Abby Perkins, curriculum and instruction graduate student, came up with an idea to teach children about earthquakes and their effects in a fun, new way – with a board game.
Perkins said the idea for the game, simply titled “Earthquake,” was born while she and her advisor, Carol Stuessy, were developing a week-long teacher workshop in the summer of 2012. She said they wanted to have a game for the teachers to play during the workshop.
“The workshop was for earthquake engineering and the infrastructure associated with disasters,” Perkins said. “We decided to develop this game and we didn’t really know what we were doing, so we just started from scratch with basic research and development.”
Perkins said the game allows kids to improve their cognitive skills and break away from the “daily rat race” our society typically displays.

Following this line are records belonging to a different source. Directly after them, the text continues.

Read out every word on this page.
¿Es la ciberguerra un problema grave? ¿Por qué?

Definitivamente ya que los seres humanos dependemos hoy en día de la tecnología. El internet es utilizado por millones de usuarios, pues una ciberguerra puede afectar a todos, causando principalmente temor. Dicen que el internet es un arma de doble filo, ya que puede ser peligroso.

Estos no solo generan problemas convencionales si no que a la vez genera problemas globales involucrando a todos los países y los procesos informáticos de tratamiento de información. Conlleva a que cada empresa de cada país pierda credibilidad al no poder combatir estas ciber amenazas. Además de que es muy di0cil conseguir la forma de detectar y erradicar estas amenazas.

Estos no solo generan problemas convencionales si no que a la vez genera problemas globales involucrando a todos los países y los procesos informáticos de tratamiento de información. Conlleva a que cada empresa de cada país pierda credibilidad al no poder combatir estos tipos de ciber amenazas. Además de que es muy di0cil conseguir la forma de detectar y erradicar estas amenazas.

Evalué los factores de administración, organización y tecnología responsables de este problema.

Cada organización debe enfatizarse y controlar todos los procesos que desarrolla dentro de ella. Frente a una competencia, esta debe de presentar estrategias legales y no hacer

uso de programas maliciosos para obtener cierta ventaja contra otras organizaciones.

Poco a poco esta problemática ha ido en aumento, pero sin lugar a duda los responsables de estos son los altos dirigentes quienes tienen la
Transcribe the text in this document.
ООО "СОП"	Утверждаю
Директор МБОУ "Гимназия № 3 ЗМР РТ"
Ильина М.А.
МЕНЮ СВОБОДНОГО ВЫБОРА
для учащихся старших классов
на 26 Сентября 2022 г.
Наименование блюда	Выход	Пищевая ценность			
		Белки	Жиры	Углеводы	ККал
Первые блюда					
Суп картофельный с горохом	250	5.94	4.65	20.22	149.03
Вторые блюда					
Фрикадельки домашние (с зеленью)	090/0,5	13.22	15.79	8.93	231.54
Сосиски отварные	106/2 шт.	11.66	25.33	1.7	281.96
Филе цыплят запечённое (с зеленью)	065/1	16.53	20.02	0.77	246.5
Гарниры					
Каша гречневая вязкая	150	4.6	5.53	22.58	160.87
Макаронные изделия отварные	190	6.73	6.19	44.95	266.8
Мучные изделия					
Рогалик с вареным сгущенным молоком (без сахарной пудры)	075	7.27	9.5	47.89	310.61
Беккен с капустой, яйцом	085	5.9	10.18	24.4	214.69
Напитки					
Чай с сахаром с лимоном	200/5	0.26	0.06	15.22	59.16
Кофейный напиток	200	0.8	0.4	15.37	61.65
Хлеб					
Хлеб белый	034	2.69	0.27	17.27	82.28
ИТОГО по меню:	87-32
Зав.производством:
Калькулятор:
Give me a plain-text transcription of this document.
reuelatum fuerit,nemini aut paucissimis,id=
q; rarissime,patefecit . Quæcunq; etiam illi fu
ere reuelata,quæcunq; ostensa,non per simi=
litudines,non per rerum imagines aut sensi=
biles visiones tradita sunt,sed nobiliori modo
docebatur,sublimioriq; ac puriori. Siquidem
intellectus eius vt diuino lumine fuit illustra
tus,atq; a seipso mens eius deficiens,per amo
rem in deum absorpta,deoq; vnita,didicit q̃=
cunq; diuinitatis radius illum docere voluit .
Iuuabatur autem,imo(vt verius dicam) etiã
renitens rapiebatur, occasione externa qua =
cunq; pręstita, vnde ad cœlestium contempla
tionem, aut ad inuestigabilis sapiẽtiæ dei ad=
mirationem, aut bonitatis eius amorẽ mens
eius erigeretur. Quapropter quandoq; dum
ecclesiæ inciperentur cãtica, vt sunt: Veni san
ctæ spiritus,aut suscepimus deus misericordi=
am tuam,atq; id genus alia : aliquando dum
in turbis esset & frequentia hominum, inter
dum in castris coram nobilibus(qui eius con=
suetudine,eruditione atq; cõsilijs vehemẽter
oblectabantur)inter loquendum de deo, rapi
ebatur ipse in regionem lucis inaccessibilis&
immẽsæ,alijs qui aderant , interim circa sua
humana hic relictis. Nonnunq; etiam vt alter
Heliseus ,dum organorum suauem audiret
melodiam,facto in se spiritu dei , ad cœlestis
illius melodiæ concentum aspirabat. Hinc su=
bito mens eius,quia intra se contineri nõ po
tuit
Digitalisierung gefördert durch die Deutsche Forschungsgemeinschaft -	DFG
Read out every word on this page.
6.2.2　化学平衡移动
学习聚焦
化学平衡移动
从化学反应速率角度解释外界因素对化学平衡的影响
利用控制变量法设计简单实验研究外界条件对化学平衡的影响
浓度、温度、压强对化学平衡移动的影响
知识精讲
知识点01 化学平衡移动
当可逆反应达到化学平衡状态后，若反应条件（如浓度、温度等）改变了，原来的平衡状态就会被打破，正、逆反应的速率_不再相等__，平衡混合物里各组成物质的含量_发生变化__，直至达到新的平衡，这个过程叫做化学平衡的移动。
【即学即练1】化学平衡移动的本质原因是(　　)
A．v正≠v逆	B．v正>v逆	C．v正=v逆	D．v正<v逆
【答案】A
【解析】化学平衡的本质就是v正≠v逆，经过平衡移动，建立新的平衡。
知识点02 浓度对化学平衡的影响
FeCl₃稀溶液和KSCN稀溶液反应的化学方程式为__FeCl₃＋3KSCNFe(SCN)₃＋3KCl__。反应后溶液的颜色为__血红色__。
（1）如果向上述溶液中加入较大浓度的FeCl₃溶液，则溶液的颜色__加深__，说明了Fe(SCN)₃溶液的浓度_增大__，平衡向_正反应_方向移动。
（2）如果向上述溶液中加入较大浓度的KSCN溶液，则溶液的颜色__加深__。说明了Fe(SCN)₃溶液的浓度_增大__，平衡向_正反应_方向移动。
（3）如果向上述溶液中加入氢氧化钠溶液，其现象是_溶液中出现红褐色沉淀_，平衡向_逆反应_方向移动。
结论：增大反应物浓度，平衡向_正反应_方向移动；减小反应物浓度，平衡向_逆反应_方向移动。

“We get up, we go to work, we go home, we have this ritualized pattern and you’re tired and then you die,” Perkins said. “We don’t sit back and have fun and think ‘I’m not going to worry about what time it is, who is calling me right now, how many emails I haven’t answered. I’m just going to go to this magical place in my mind and just go to some imaginary place.’ I think that’s missing.”
Perkins said an entire year was spent gathering focus groups to test and develop the game.
“Within that year, we started from nothing [and got] to a functional prototype and that prototype was what went into the teacher workshop,” she said.
The teachers tested the game and were interviewed to see how they liked it, Perkins said, so the game could be improved and eventually be used in other contexts.
“We changed the game from the interviews and then came up with a final game that high school students tested and we are now in the process of analyzing how those high school students play the game,” she said.
The final game is designed to be played by four different groups of three to six people, each group with their own board, that are competing against each other. At the end of the roughly two hours it takes to play the game, the group with the most “people points” wins.
“Within each group, the players are collaborating together, functioning as a city council team to build a city that is inhabitable as well as resilient when an earthquake comes,” Perkins said. “Each game group is competing against the other game group so there’s a collaborative aspect as well as a competitive aspect.”
Stuessy, education and human development professor, said she aided Perkins in creating the game and thought it would be a clever, non-traditional way to reach kids.
“I felt we should make it a board game to encourage collaboration and communication among students,” Stuessy said. “A lot of kids today play online games and they don’t have to talk to anybody or make decisions with anybody, they just play it by themselves. We developed this game as a way for kids to talk with each other and learn about earthquake engineering.”
Stuessy said she thought the game was important for young students because they are usually unaware of all that goes in to building in an earthquake-prone area.
“I think it’s very difficult, particularly for inexperienced students, to understand a system as complex as earthquake engineering,” she said. “This was to enable them to have a first-hand experience with all of the systems interacting with each other in a non-threatening, non-instructional type of environment.”
Perkins said she really doesn’t what the next steps for the game are, but has already received emails from teachers wanting the game in their classrooms. Perkins said she has also received ideas of making a digital version of the game or putting it onto store shelves and hopes to see it mass produced and marketed as a game for families.
“I’ve had lots of people who want the game,” she said. “I’m just finishing my dissertation right now -which is on the research and development of the game. I don’t know if I need to start a company, but there is definitely a demand. People are coming to us, wanting it.”